The evolution and adoption of mindfulness
Mindfulness is defined by the University of California-Berkeley’s Greater Good Science Center as “maintaining a moment-by-moment awareness of our thoughts, feelings, bodily sensations and surrounding environment through a gentle, nurturing lens.”
Smyth is the managing director of Mindfulness Utah, which offers mindfulness workshops, courses, retreats and more in-depth consulting work to embed mindfulness practice into companies’ cultures. She says more than anything, mindfulness is just about living in the moment, no matter how mundane that moment might seem.
“Have a snack, but pay attention. Choose not to let your mind think about anything except for what you’re eating,” Smyth says. “Actually see the color of it. Actually smell any scents. Actually notice when you’re chewing it, when you’re swallowing it. Let your mind be present.”
As mindfulness enters the workplace, proponents like the Niagara Institute say its practice can help improve focus and communication and reduce burnout.
In a 2020 study summarized in Harvard Business Review (HBR), researchers Lindsey Cameron and Andrew Hafenbrack found that, while practicing mindfulness, IT consultants and call center representatives in India and the United States were more “attentive and helpful to their coworkers and customers throughout the day.”
Smyth mentions two misconceptions about mindfulness: the idea that mindfulness means just doing things slowly and taking time to give yourself a breath. On the contrary, she says, you can do anything mindfully. Mindfulness is a skill, not just a breathing exercise.
“A lot of people think it’s just taking a breath, and yes, it can be that simple,” Smyth says. “But when we look at mindfulness as a skill, it’s really the ability to pay attention on purpose to what it is you’re doing with intention and without being reactionary.”

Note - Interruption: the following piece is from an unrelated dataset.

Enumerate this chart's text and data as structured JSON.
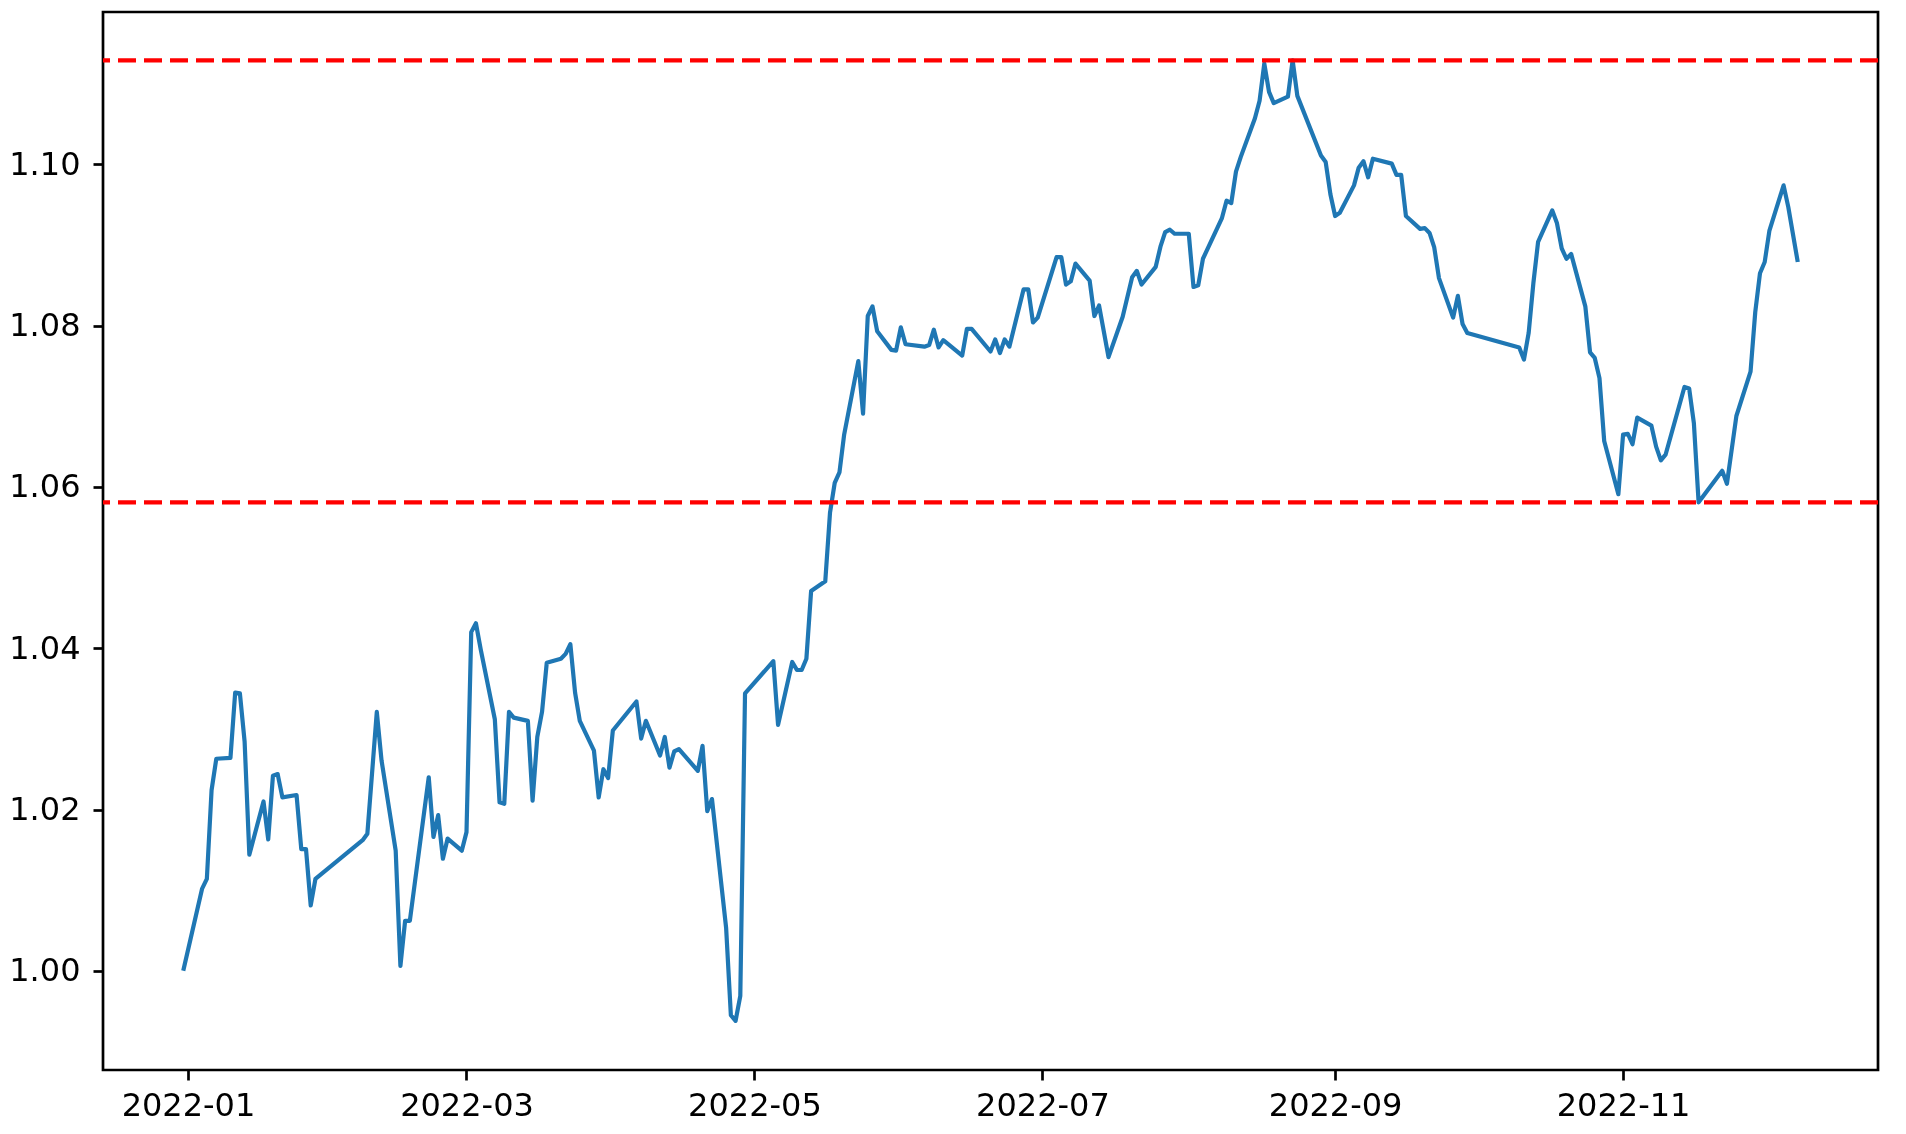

The way mindfulness developed in the United States often emphasizes breath, but Smyth instead suggests doing some sort of movement—such as a stretch or a quick walk—as the first step to being more mindful. She says when you’re in a heightened state of stress, focusing intensely on your breath can actually leave you feeling more agitated.

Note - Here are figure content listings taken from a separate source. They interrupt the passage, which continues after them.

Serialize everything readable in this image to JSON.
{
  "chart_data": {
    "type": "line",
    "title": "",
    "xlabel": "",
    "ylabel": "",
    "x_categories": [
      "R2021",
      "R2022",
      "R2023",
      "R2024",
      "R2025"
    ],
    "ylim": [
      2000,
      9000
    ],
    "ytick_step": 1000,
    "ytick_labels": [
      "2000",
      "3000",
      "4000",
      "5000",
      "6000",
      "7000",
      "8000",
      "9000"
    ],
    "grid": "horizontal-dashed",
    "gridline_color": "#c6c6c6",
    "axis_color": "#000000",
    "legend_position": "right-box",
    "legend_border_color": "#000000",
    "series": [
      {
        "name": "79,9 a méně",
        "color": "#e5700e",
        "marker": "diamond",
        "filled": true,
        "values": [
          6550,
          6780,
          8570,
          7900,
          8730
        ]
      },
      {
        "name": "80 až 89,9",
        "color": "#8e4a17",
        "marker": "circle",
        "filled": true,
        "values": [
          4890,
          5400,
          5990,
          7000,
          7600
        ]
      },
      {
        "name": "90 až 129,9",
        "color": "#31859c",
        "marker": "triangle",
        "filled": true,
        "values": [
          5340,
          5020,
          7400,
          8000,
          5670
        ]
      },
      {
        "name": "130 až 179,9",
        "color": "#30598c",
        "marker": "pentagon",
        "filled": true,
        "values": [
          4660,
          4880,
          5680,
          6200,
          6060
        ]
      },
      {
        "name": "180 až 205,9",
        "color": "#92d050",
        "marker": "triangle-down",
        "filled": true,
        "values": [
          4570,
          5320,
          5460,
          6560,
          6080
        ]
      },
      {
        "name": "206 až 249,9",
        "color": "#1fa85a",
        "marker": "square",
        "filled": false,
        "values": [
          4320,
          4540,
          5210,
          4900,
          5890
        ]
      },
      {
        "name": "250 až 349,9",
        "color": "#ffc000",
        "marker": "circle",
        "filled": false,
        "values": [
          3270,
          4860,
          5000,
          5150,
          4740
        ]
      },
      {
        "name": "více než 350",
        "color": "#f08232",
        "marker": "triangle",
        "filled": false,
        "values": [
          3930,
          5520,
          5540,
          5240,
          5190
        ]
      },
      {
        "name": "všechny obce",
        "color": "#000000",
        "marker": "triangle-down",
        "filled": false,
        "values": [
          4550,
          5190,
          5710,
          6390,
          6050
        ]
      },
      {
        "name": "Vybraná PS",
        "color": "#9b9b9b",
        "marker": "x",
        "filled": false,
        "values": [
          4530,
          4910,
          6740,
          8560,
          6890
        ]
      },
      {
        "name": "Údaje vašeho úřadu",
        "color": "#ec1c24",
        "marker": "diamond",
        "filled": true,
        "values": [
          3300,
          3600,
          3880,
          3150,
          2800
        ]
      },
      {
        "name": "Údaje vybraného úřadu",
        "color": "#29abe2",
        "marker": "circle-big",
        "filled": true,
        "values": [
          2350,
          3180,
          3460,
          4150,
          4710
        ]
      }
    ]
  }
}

In “Where Mindfulness Falls Short,” a 2021 article published in HBR, researchers wrote that a mindfulness exercise at the end of the day might be more effective than a mid-day mindfulness exercise that makes employees more aware of their work stresses.

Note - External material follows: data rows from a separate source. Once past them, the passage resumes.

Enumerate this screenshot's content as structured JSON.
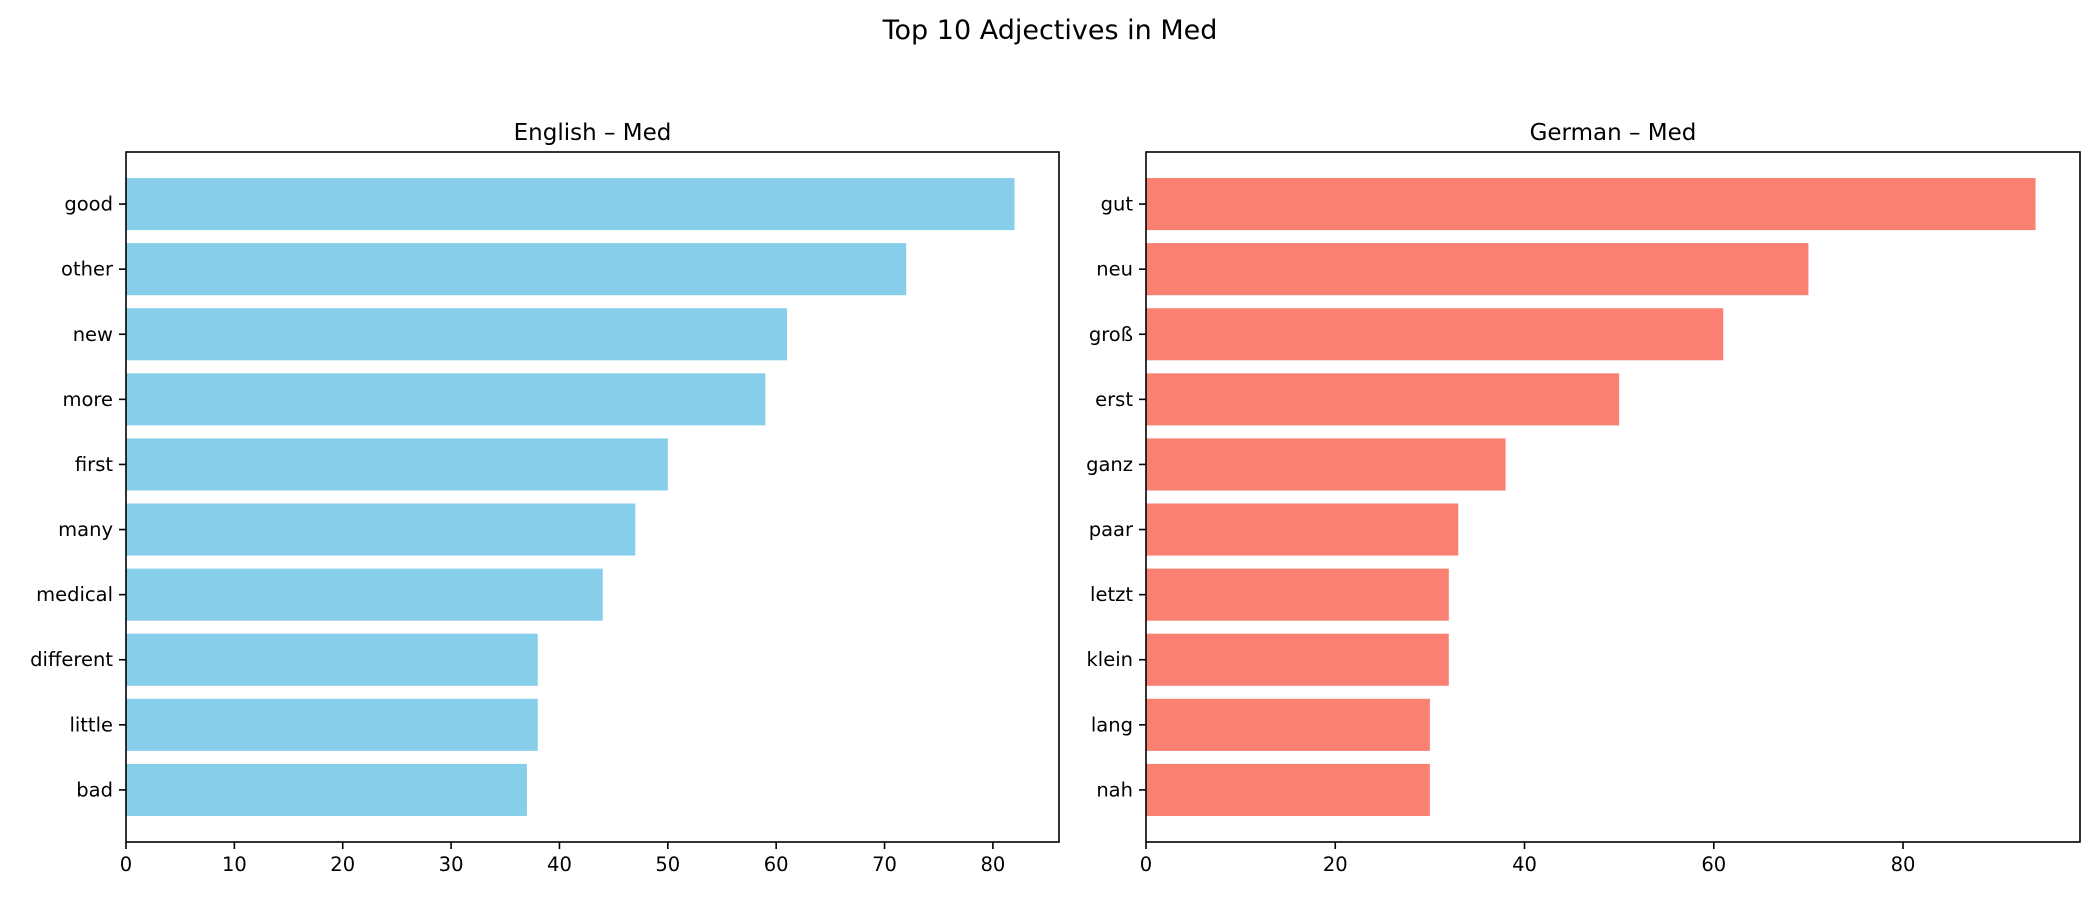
{
  "figure": {
    "title": "Top 10 Adjectives in Med"
  },
  "chart_data": [
    {
      "type": "bar",
      "orientation": "horizontal",
      "title": "English – Med",
      "xlabel": "",
      "ylabel": "",
      "categories": [
        "good",
        "other",
        "new",
        "more",
        "first",
        "many",
        "medical",
        "different",
        "little",
        "bad"
      ],
      "values": [
        82,
        72,
        61,
        59,
        50,
        47,
        44,
        38,
        38,
        37
      ],
      "xlim": [
        0,
        86.1
      ],
      "xticks": [
        0,
        10,
        20,
        30,
        40,
        50,
        60,
        70,
        80
      ],
      "color": "#87ceeb",
      "grid": false
    },
    {
      "type": "bar",
      "orientation": "horizontal",
      "title": "German – Med",
      "xlabel": "",
      "ylabel": "",
      "categories": [
        "gut",
        "neu",
        "groß",
        "erst",
        "ganz",
        "paar",
        "letzt",
        "klein",
        "lang",
        "nah"
      ],
      "values": [
        94,
        70,
        61,
        50,
        38,
        33,
        32,
        32,
        30,
        30
      ],
      "xlim": [
        0,
        98.7
      ],
      "xticks": [
        0,
        20,
        40,
        60,
        80
      ],
      "color": "#fa8072",
      "grid": false
    }
  ]
}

Photo courtesy of Mindfulness Utah
"We might walk down the street or … the hallway and miss really simple things that could actually bring a lot of joy to our lives, and at the end of the day, isn’t that life? Don’t we all want to be fulfilled and happy and have these joyful moments? I think that’s kind of the employee’s ‘why,’ the incentive. Maybe there is a little bit more in every moment of your day that you could savor."
Smyth says remaining focused and mindful at work can help employees feel more satisfied, but not everyone is on board with the trajectory of mindfulness in the workplace. After all, remaining on task all day and being more focused on work might just seem like a benefit to employers who want to get more from their workforce.
Ronald Purser, a professor of management at San Francisco State University, is the author of “McMindfulness: How Mindfulness Became the New Capitalist Spirituality” and an ordained teacher in the Korean Buddhist Taego Order. He has been an outspoken critic of how mindfulness has been employed in the workplace.
Back in 2013, he co-wrote a blog for HuffPost with David Loy stating, “Corporations have jumped on the mindfulness bandwagon because it conveniently shifts the burden onto the individual employee: stress is framed as a personal problem, and mindfulness is offered as just the right medicine to help employees work more efficiently and calmly within toxic environments.”
In a 2019 CBC Radio interview, Purser said mindfulness needs to be reclaimed “from becoming a hostage of capitalist instrumentalist applications,” saying that it’s turned into a “technique and not a way of life.”
“Mindfulness has been seen as a means to an end,” he said in the interview. “When you separate that out, you’ve made a Faustian bargain. Yes, you can turn it into a nice therapeutic technique that can develop a sense of quiet and calm. But then it could be used for nefarious purposes.”
According to Cameron and Hafenbrack, mindfulness at work was effective in certain situations, such as for people whose jobs require a lot of interaction with other people.
For employees tasked with faking a smile as part of their day—termed “surface acting”—mindfulness can be ineffective or even counter-productive, making them more aware of their negative feelings.
“This, in turn, reduces job satisfaction and performance, as the mental resources needed for work get sapped by a newfound awareness of their own inauthenticity and negative emotions,” the researchers wrote in “Where Mindfulness Falls Short.”
Smyth says while some might think mindfulness sounds like manipulation or resource extraction, employees do get something out of it.
“We might walk down the street or … the hallway and miss really simple things that could actually bring a lot of joy to our lives, and at the end of the day, isn’t that life? Don’t we all want to be fulfilled and happy and have these joyful moments?” she asks. “I think that’s kind of the employee’s ‘why,’ the incentive. Maybe there is a little bit more in every moment of your day that you could savor.”